Every day a new outrage. So, why blog? I began in 2014. Two events: one personal, one political. A need to, at the very least, shout into the wind. But with the internet, a new wind tunnel opens up.
I hoped revealing my struggles might touch someone else who is struggling. There is a whole supportive community now, so we don’t have to be alone. And comments and conversations tell me it is a good path.
The bigger questions remain. Inequality, racism, alternative facts, bizarre interpretations of religious texts. Trump looming over all that is good like a schoolyard bully looking to dominate weakness and to exploit divisions for his own gain. I thought perhaps I had some good arguments people could use against the bullies in power or to convince those who are uninformed to join the good fight.
But right now everybody and their brother is putting forth those same arguments, and the result is a digging in and doubling down of the ignorant and the privileged.
African-Americans rightly are bringing focus to the deadly inequality of law and order in their country.
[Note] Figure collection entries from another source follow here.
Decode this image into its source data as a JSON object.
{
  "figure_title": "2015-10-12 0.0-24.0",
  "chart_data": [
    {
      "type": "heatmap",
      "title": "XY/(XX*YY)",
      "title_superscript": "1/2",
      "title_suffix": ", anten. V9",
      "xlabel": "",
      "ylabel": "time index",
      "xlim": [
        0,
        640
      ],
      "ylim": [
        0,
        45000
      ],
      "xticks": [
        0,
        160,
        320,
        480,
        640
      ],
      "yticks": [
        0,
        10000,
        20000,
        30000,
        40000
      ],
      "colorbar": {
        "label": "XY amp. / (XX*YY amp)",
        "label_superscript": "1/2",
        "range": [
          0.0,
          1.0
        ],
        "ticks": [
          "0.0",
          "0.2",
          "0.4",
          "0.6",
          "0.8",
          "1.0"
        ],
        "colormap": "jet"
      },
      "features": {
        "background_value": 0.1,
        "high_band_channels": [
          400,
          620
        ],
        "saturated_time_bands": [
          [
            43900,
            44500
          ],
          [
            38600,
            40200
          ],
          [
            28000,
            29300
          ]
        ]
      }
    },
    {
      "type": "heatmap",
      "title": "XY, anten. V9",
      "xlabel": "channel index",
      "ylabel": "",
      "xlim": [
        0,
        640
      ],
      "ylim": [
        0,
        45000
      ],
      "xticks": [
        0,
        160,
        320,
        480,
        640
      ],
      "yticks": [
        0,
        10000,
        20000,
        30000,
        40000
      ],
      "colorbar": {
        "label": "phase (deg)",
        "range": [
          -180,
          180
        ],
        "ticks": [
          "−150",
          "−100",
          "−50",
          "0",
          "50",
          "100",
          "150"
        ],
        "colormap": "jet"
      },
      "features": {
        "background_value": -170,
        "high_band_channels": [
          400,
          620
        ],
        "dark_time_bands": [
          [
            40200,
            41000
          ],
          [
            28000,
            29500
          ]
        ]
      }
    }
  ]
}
Black Lives Matter is a perfectly good response. But the message gets twisted. Instead of asking directly and getting a direct answer, people start to project motives onto the “other”. (This “other” being their fellow citizens.) Choose a different form of protest, don’t block my roads! So Colin Kaepernick does, and instead of listening to his reasons, again people start to project motives onto him. He is against the flag, the country, the military!! The First Amendment means protest, but out of my sight.
Trying to explain things is like tilting at windmills.
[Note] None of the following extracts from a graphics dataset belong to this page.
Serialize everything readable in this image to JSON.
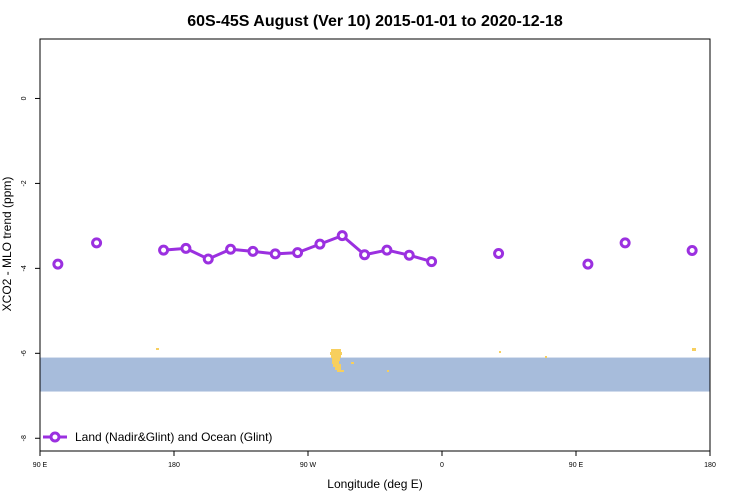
{
  "chart_data": {
    "type": "line",
    "title": "60S-45S August (Ver 10)   2015-01-01 to 2020-12-18",
    "xlabel": "Longitude (deg E)",
    "ylabel": "XCO2 - MLO trend (ppm)",
    "xlim": [
      90,
      540
    ],
    "ylim": [
      -8.3,
      1.4
    ],
    "x_ticks": [
      {
        "value": 90,
        "label": "90 E"
      },
      {
        "value": 180,
        "label": "180"
      },
      {
        "value": 270,
        "label": "90 W"
      },
      {
        "value": 360,
        "label": "0"
      },
      {
        "value": 450,
        "label": "90 E"
      },
      {
        "value": 540,
        "label": "180"
      }
    ],
    "y_ticks": [
      {
        "value": 0,
        "label": "0"
      },
      {
        "value": -2,
        "label": "-2"
      },
      {
        "value": -4,
        "label": "-4"
      },
      {
        "value": -6,
        "label": "-6"
      },
      {
        "value": -8,
        "label": "-8"
      }
    ],
    "band": {
      "from": -6.1,
      "to": -6.9,
      "color": "#a7bcdb",
      "land_color": "#f7cf5e"
    },
    "series": [
      {
        "name": "Land (Nadir&Glint) and Ocean (Glint)",
        "color": "#9b30e0",
        "segments": [
          [
            {
              "x": 102,
              "y": -3.9
            }
          ],
          [
            {
              "x": 128,
              "y": -3.4
            }
          ],
          [
            {
              "x": 173,
              "y": -3.57
            },
            {
              "x": 188,
              "y": -3.53
            },
            {
              "x": 203,
              "y": -3.78
            },
            {
              "x": 218,
              "y": -3.55
            },
            {
              "x": 233,
              "y": -3.6
            },
            {
              "x": 248,
              "y": -3.66
            },
            {
              "x": 263,
              "y": -3.63
            },
            {
              "x": 278,
              "y": -3.43
            },
            {
              "x": 293,
              "y": -3.23
            },
            {
              "x": 308,
              "y": -3.68
            },
            {
              "x": 323,
              "y": -3.57
            },
            {
              "x": 338,
              "y": -3.69
            },
            {
              "x": 353,
              "y": -3.84
            }
          ],
          [
            {
              "x": 398,
              "y": -3.65
            }
          ],
          [
            {
              "x": 458,
              "y": -3.9
            }
          ],
          [
            {
              "x": 483,
              "y": -3.4
            }
          ],
          [
            {
              "x": 528,
              "y": -3.58
            }
          ]
        ]
      }
    ],
    "legend": {
      "position": "bottom-left"
    }
  }
}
The alt-right or whatever we should call them march saying Jews Will Not Replace Us. They are clear that white straight Christian males are the top of their pyramid. When people organize against those that represent a direct threat to their freedom and security, it is reframed as anti-white or the “same as” the alt-right but simply the other side of the coin. When people won’t listen, why talk?
So I will talk about Sylvain and his Dogue de Bordeaux (this breed of dog, a French mastiff), a smallish man and his very large dog who hang out daily at Métro Place St. Henri.
They were living with a group of people in subsidized housing. Last Saturday a fire took their living space. So now they are temporarily homeless (he plans to contact the city for a new housing placement). Yesterday, completely choked up with wonder, takeout food in one hand, a bag of clothes in the other, and his dog always by his side… he told me how there is a Facebook group with 200 people, and they have been seeking him out where he hangs out with his dog at the métro (subway) and giving him food, clothing, blankets, stuff for his dog, and are helping push his request at city hall.
He spoke of how back in the day, St. Henri was égal (meaning equal), and I am sure it was. A working class neighbourhood where nobody was rich, but nobody was destitute, and neighbours would look out for a fellow on hard times.
Sylvain went on to explain that now people that would normally not speak to each other in the street (as they are strangers) are meeting each other “at” him and his dog thanks to this Facebook group. He has become a meeting point unto himself even though he himself is wireless and phone-less, and as he added (though he didn’t need to, as it is obvious), he just loves hanging out there because he is a people person and he loves talking to and meeting people.
The thing that we talked about at length was how the creeping gentrification has not ruined our neighbourhood. We both believe the actual strength of our community is its diversity. (Also our conversation kept switching French and English back and forth, as is natural in Montréal.) St. Henri is white, black, Chinese, Arab, French, English, gay, straight, young, old, Muslim, Christian, atheist, rich and poor – every category you want to sort people into. He has not found that the “rich” people are disdainful or judgmental of him at all, rather that many seem very invested in this community and all its inhabitants.
Now, he is also a smiley personable calm person (and his dog is similarly chill) and he doesn’t really ask for anything, rather people give him things. While we were standing and talking on the corner a woman came up and pressed a ten dollar bill in his hand. He pointed to the sky almost tearing up as she walked away.
So what can you do when the bigger world is so awful? I guess you try and make at least one small corner of the internet, or even better your own neighbourhood, a little brighter or more hopeful. Sylvain said he was feeling touched by the grace of God, and the people God was using were being rewarded by becoming more connected as a community.
(I know the dog’s name, but am keeping his privacy. But he is how people recognize Sylvain. Children are particularly attracted to this sleeping giant, despite their fearful parents. Sylvain has done his part for all dog-kind by teaching those parents that their children are right.)